Digital Universe
- Website type: Internet portal
- Available in: English
- Headquarters: Scotts Valley, California
- Owner: Digital Universe Foundation
- Website: www.digitaluniverse.net
- Commercial: no
- Registration: Optional

= Digital Universe =

2006 online information service

Digital Universe was a free online information service founded in 2006. Subject matter experts were to have been responsible for reviewing and approving content; contributors were to have been both experts (researchers, scholars, educators) and the public.

The project was founded in 2005 by Joe Firmage, CEO of ManyOne, with Bernard Haisch as the president. It launched in early 2006. Larry Sanger was a director, and helped with the launch of the project's Encyclopedia of Earth. Sanger left in late 2006 to launch Citizendium. The digitaluniverse.net website was working in January 2019 but was nonfunctional later that year.

==Characteristics==

===Two-tiered system===
According to Sanger, the expert wiki was expected to be written and managed by experts, while the public wiki was expected to be editable by members of the educated public. Only registered users who had provided their real names would be permitted to edit the wiki. According to Sanger, an article rating system would be used for articles in the public wiki.

===Content===
Around 2000 content pages existed as of August 2007. The Digital Universe claims the following featured portals: Earth, Energy, The Arctic, Texas Environment, U.S. Government, and Salton Sea.

The Earth portal is working on an Encyclopedia of Earth (EoE), which will focus on the natural environment and its interaction with society. It will limit editing privileges to experts, by attributing all edits to their authors, by changes being published publicly only after approval and by using an expert-developed taxonomy for articles.

EoE will use two parallel wikis, one "Stewarded", one "Public". The Stewarded wiki will be open only to "recognized scientific authorities" after their credentials have been reviewed. The EoE runs MediaWiki wiki software. EoE is to use the Creative Commons Attribution-ShareAlike 2.5 for its license. Over 400 articles had been written by experts by January 2006.

==Development==
Principals of the Digital Universe project include Joe Firmage, USWeb founder; astrophysicist Bernard Haisch, president of the Digital Universe Foundation, and Larry Sanger. On 14 March 2006, the Digital Universe Foundation announced that Lawrence Lessig, Founder and Chairman of the Creative Commons Project, had joined the Digital Universe advisory board.
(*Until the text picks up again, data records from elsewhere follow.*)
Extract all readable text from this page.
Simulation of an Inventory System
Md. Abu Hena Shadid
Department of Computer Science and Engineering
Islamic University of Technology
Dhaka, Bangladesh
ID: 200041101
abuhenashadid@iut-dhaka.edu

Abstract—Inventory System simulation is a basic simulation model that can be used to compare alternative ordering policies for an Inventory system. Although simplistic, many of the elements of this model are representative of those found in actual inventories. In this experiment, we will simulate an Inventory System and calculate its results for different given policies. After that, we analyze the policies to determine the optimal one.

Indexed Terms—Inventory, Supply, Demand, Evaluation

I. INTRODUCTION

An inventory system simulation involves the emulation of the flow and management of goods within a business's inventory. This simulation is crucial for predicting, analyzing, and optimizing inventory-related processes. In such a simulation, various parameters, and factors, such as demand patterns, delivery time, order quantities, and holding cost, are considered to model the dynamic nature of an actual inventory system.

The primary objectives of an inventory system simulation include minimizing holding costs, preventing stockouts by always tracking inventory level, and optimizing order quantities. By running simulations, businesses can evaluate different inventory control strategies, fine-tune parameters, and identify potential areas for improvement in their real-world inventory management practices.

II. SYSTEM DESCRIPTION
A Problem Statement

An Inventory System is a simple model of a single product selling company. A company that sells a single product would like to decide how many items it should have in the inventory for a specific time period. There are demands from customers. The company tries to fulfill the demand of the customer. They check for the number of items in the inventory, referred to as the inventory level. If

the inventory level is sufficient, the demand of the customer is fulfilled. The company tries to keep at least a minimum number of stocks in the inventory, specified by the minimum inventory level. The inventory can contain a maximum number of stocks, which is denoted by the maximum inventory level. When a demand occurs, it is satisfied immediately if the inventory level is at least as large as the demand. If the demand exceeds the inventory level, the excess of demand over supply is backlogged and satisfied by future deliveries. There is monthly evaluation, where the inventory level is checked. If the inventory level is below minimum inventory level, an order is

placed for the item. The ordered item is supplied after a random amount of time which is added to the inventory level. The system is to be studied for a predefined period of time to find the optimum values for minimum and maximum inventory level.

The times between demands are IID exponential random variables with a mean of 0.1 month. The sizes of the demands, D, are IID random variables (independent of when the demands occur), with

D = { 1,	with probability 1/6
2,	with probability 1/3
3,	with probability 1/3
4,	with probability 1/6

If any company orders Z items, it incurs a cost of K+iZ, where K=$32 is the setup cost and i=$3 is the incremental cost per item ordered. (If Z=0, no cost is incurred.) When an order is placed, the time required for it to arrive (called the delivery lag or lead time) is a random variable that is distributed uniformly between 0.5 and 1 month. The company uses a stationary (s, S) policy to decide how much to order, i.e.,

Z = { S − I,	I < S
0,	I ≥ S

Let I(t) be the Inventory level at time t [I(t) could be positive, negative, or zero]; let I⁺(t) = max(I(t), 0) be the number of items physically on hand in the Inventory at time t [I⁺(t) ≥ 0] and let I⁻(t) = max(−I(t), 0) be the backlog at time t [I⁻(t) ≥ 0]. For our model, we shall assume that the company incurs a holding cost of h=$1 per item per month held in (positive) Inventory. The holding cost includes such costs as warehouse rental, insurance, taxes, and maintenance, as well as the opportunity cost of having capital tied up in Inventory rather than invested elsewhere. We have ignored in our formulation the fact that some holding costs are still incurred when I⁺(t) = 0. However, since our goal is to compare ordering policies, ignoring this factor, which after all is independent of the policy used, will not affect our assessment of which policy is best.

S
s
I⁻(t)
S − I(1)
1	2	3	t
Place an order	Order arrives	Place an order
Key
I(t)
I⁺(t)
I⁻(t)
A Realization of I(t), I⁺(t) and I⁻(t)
In September 2006, Sanger announced that he had taken a "leave of absence" from Digital Universe "in order to set up a fully independent Citizendium Foundation". In 2011 it was reported that he had said that the Encyclopedia of Earth was the only thing that remained from his involvement in the foundation.

==Funding==
In July 2006, the San Jose Mercury News reported that "Digital Universe, a non-profit based in Scotts Valley, is part of a complicated three-organization structure. ManyOne Networks is the for-profit arm of the operation, backed with angel investors and private investor funding that is developing the Digital Universe software. Its profits are funneled to the ManyOne Foundation, set up in Canada for tax purposes and to give the project a less U.S.-centric feel. Eventually, the foundation will acquire ManyOne Networks by buying out the investors at a fixed rate of return, Haisch said. The Digital Universe Foundation controls the content that is published online. It will issue grants to academics and researchers to produce work for the Web site. The plan is to create a self-sustainable organization through a mix of grants and revenue from premium services, such as high-resolution images and video and e-mail, with prices ranging from $7.95 to $49.95."

As of January 2006, US$10.5 million had been raised from investors and foundations for the Digital Universe project. ManyOne Networks plans to offer premium services for $7.95 a month and to sell Internet access. These revenues will be used in part to support the Digital Universe project. Firmage has stated that access to the basic Digital Universe content will always remain free and without advertisements.

==Reaction==
In January 2006, the pilot version of Digital Universe was launched. This contained approximately 50 portals. Some visitors felt this version was confusing and difficult to navigate. Aaron Barlow, an associate professor at New York City College of Technology, wrote that "the problem with this, from a horizontal point of view, is that important work that really should be part of the education of the individual is moved to the "experts" who provide the gatekeeping. A neterate person should know how to negotiate the web for accurate information without need of a guide; providing guides may only prevent people from being fully able to manage the Web for themselves."